Platforms, Privacy and Pandora’s Box

The Wall Street Journal just ran another piece in its series covering online privacy issues, this time focusing on how mobile apps on the Apple and Android platforms may share unique device ID numbers without consent. If matched against real names, UDIDs pose a bigger privacy risk than cookies on websites since people usually have one phone and carry it with them constantly.

The storyline from here on in will be familiar. Apple has already been cracking down on developers the Journal inquired about this week. At least one company we know started employing SSL encryption for UDIDs yesterday. There might be a fall guy (like how Lolapps and Gambit were singled out when Facebook faced privacy-related criticism). There will be fixes — some necessary, some cosmetic. Then things will go back to the way they were.

On the whole, the “What They Know” series is great for mainstream consumer education. But its sometimes simplistic descriptions of industry practices and occasional scaremongering creates risk that uninformed policymakers will draft poorly targeted legislation. It could end up being unnecessarily destructive to consumer Internet businesses or be so cosmetic that it doesn’t really fix underlying problems.

The thing is: Data collusion is a problem inherent to platforms and their ecosystems. The same power that gives two guys the ability to quickly build and ship a product that 1 million users know and love is the same power that gives two guys the ability to walk off with sensitive, personal data on millions of people.

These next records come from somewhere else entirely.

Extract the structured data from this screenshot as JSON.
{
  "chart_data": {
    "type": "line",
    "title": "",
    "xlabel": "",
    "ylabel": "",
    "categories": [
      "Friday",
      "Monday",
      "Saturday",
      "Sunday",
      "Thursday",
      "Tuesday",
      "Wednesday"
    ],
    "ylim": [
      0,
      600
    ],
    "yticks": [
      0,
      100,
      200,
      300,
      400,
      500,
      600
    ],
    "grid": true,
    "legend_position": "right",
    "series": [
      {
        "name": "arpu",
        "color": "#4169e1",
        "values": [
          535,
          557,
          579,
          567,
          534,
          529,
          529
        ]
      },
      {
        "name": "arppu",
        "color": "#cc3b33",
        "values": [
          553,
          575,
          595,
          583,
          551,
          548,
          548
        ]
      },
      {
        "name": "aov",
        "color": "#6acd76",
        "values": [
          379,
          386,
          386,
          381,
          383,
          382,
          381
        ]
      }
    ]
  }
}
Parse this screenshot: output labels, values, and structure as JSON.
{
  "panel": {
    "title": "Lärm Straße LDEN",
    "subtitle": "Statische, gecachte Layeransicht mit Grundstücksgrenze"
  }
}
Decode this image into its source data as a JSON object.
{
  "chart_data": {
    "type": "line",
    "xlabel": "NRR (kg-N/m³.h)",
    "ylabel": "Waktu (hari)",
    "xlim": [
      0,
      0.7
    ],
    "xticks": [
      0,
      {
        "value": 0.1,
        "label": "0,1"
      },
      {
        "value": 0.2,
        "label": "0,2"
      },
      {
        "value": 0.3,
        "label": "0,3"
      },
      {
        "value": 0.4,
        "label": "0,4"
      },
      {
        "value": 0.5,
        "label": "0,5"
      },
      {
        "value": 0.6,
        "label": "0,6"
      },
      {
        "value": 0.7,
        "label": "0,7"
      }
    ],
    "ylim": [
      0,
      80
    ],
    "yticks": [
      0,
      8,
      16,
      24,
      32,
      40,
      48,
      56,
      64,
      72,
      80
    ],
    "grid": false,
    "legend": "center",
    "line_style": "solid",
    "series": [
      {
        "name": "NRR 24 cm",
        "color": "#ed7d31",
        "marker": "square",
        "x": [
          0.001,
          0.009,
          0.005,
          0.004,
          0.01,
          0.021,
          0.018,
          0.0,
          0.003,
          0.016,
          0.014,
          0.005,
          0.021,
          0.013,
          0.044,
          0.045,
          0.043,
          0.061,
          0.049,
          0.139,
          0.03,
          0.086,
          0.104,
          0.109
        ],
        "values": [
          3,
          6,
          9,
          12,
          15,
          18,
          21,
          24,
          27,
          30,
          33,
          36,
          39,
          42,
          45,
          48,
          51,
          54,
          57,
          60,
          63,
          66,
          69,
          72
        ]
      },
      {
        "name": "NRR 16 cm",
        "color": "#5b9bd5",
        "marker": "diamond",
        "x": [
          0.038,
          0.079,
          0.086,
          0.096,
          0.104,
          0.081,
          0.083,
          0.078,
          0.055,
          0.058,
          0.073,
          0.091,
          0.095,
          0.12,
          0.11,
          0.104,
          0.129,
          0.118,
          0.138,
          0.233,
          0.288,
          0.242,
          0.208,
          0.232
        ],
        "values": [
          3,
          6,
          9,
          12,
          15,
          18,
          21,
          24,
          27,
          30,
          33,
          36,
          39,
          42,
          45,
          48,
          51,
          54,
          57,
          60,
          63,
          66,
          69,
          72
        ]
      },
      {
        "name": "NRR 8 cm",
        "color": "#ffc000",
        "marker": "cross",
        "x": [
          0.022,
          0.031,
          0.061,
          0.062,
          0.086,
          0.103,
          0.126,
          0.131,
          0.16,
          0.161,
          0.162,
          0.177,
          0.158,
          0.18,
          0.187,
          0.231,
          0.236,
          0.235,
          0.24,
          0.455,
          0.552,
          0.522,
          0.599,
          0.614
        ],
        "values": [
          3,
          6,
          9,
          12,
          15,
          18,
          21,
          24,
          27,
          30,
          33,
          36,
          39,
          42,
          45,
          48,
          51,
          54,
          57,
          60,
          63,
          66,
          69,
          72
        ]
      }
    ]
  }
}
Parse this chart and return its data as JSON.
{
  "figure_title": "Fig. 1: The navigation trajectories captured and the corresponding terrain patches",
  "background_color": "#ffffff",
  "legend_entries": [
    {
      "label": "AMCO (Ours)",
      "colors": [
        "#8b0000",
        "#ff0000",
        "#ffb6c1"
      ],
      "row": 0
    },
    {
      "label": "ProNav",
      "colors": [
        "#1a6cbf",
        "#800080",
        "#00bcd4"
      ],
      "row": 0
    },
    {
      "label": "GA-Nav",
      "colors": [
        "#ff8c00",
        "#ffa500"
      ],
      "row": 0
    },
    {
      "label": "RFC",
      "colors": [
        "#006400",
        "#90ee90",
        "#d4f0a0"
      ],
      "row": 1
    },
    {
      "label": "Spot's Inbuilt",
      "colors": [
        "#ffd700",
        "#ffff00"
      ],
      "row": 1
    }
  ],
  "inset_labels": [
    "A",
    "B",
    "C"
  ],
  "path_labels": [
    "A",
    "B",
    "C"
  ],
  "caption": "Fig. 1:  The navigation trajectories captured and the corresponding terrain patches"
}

Platforms like Facebook, iOS and Android have unleashed the fastest-growing businesses ever known. Zynga trades at an implied market capitalization of just under $5 billion on highly illiquid secondary markets. Groupon became a $6 billion company in 24 months, after growing in a large part through targeted performance advertising on Facebook. There are more than 550,000 applications on Facebook, 300,000 on iOS and 100,000 on Android. People use apps to book flights, find restaurants, play games and serendipitously run into friends.

But with that incredible distribution power comes risk to consumer privacy.

The incentives for data collusion among developers will always be strong. As long as these powerful platforms exist, so will some symbiotic entity that barters, trades, collects and matches data on individual users. Today it’s Rapleaf, which shares a venture investor with Facebook. Tomorrow it will be some other company.

Frankly, there is no way that companies like Facebook, with fewer than 2,000 employees can — day in and day out — police more than 2.5 million developers and 100% guarantee that there aren’t privacy violations or unauthorized data sharing by third-party apps.

That’s not to say these companies are lax.

Each one has a slightly different regulatory approach. Apple employs a preventative strategy. It vets apps ahead of time and puts them through an unpredictable approval process to the ire of developers. Once it gives an app the green light, Apple tends to leave it alone unless there is an egregious terms of service violation.

Google takes a post-hoc approach. It doesn’t do upfront vetting, but users can flag apps and Google can take them down after they’re already in the store. Unlike iOS, users can also return apps although the window was shortened to 15 minutes from 24 hours last week. A post-hoc approach has, of course, unleashed huge spam problems in the Android Marketplace, which Google is only beginning to come to grips with.

Facebook’s approach is closer to Google’s. It has algorithms that can automatically take down apps if they’re growing in suspicious ways, but it also employs human checks as well. Over the years, we’ve become pretty familiar with late Friday developer crackdowns.

What’s interesting at this moment is that there is an open question in Washington D.C. as to how legally liable platforms are for the behavior of third-party developers.

The overwhelming majority of developers produce immense value for consumers, but let’s take an extreme hypothetical example. If an unscrupulous app developer launches a “Sexual Purity Test” or “How Mentally Stable Are You?” Quiz (yes, the latter is real), gets millions of users and secretly sells that data to pharmaceutical or insurance companies, how much liability does the platform bear?

Technology companies are hoping more of that responsibility will fall to an empowered Federal Trade Commission. Momentum is also building for the Department of Commerce to create a federal office for guiding online privacy regulation.

But if the platform companies can’t entirely control their ecosystems, I sincerely doubt the FTC or any privacy czar can.

Consumer education is far from where it needs to be. On sign-up prompts, platform providers could force developers to excerpt key parts of their privacy policy and explicitly list third parties they share data with. They could also make it a lot clearer to users about who developers are (since violators often just go and set up shop under a different name if caught).

There aren’t easy answers here. For all of the value that that these platforms unlock, we’ve opened Pandora’s Box when it comes to privacy.